Das Berlin Circus Festival ist das größte unabhängige Festival für zeitgenössischen Zirkus in Deutschland. Gegründet wurde es 2015 von Josa Kölbel und Johannes Hilliger.

Vom 30. Juli bis 10. August sind auf dem Tempelhofer Feld 18 Produktionen aus ganz Europa in drei Zelten und auf einer Open-Air-Bühne zu sehen.

Weil immer mehr Compagnien die Grenzen einer traditionell ohne Sprache auskommenden Darstellungsform sprengen und in ihren Produktionen Text einsetzen, also theaterhafter werden, kommen beim Berlin Circus Festival erstmals Übertitel zum Einsatz, wie Josa Kölbel erzählt. Die großartige italienische Compagnie Fabbrica C, die ihr Stück „Bello“ zeigt, hat – wie schon 2023 – sogar einen Schauspieler dabei, der sich beim Rezitieren kleiner fragmentarischer Szenen auch schon mal von den Artisten umhertragen lässt.

Die Compagnie Knot on Hands aus den Niederlanden verschmilzt in „Meander“ Akrobatik und Tanz.

© Jona Harnischmacher

„Weltanschauungen können aber auch ohne Wörter vermittelt werden“, ist Josa Kölbel überzeugt. Beispielsweise durch „die Vorsicht im akrobatischen Umgang, die ein Hand-Hand-Duo anwendet“, also die Sorgfalt, mit der während der Nummer auf die gegenseitige Sicherheit unten am Boden wie oben in der Luft geachtet werde.

Inka und Imogen sind die finnische Compagnie Sisus. Ihr Stück „Memoirs of Mud“ setzt sich mit natürlichem und unnatürlichem Leben auseinander.

© Karine Bravo

Kölbel hat das Berlin Circus Festival 2015 zusammen mit Johannes Hilliger gegründet und mit ihm 2018 auch eine Neue-Zirkus-Schiene im Haus der Berliner Festspiele kuratiert. Seither hat sich das Festival, das diesmal in drei Zelten und auf einer Freiluftbühne stattfindet, als wichtige Plattform der Szene in Europa etabliert.
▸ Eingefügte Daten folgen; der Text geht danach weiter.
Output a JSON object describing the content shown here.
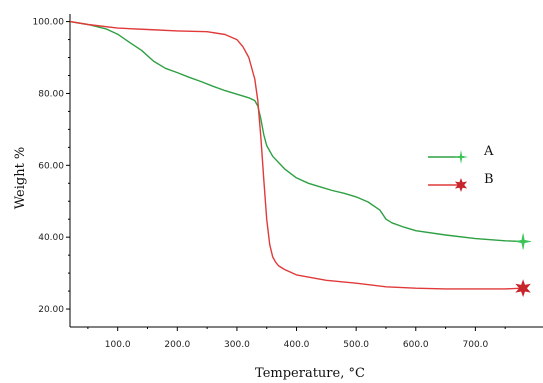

Zur zehnten Ausgabe im vergangenen Jahr kamen 11.000 Besucherinnen.

Weltanschauungen können auch ohne Wörter vermittelt werden.

Josa Kölbel, Leiter des Berlin Circus Festivals

Zu sehen sind 18 europäische Produktionen. Nach dem Auftakt am Mittwoch mit einem Mix aus Performance und Party, laufen am Donnerstag zur Eröffnung dann vier Shows hintereinander. Den Auftakt bilden die beiden Belgier vom Circus Kantoen, die mit „Grasshoppers“ einen ähnlich ruralen Werkstoff nutzen wie die „Memoirs of Mud“-Frauen: Gras nämlich.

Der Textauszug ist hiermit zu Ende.